John Higgins

Personal information
- Nationality: british (Northern Irish)
- Born: 9 September 1940 Belfast, Northern Ireland
- Died: 2 May 2012 (aged 71) Belfast
- Occupation: Green keeper
- Employer: Cave Hill BC / Salisbury BC

Sport
- Sport: Lawn bowls
- League: N. I. B. A
- Club: York Road Civil Defence BC / 58th Old Boys Bowling Club

Medal record
Representing combined Ireland
World Outdoor Championships
| Bronze medal – third place | 1976 Johannesburg | triples |
Commonwealth Games
| Bronze medal – third place | 1970 Edinburgh | fours |
British Isles Championships
| Gold medal – first place | 1978 | triples |

= John Higgins (bowls) =

Irish international lawn and indoor bowler

John Stewart Higgins (1940–2012) was an Irish international lawn and indoor bowler.

== Biography ==
He started bowling aged 15 and won a bronze medal in the triples at the 1976 World Outdoor Bowls Championship in Johannesburg.
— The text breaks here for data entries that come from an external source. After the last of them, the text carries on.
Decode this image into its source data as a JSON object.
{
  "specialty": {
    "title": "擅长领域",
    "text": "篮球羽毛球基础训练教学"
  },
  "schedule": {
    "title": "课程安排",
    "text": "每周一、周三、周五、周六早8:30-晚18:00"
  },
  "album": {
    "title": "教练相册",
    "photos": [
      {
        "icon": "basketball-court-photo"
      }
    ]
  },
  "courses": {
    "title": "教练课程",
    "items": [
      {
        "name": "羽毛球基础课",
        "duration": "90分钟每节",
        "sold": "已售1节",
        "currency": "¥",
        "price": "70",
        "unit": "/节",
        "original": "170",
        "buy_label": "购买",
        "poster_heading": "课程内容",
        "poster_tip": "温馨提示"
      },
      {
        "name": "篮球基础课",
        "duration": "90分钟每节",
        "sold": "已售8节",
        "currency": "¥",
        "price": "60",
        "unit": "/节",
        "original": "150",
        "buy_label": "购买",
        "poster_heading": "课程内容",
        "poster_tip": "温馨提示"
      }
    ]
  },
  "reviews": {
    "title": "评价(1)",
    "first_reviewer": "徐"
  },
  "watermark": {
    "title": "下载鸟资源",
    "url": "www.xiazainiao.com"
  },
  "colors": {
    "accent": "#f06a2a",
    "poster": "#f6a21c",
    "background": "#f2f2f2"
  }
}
He also won a bronze medal in fours at the 1970 British Commonwealth Games in Edinburgh.

He won the 1969 Irish National Bowls Championships singles. Higgins participated at the 1980 World Outdoor Bowls Championship for Ireland.

Higgins plied his trade with YRCD bowling club through most of his career before joining the 58th Old Boys Bowling Club after YRCD's demise. Since his passing the YRCD Hall as it is known has been renovated and also incorporates the HUBB Community Resource Centre, where a mural proudly stands of John playing bowls for his club.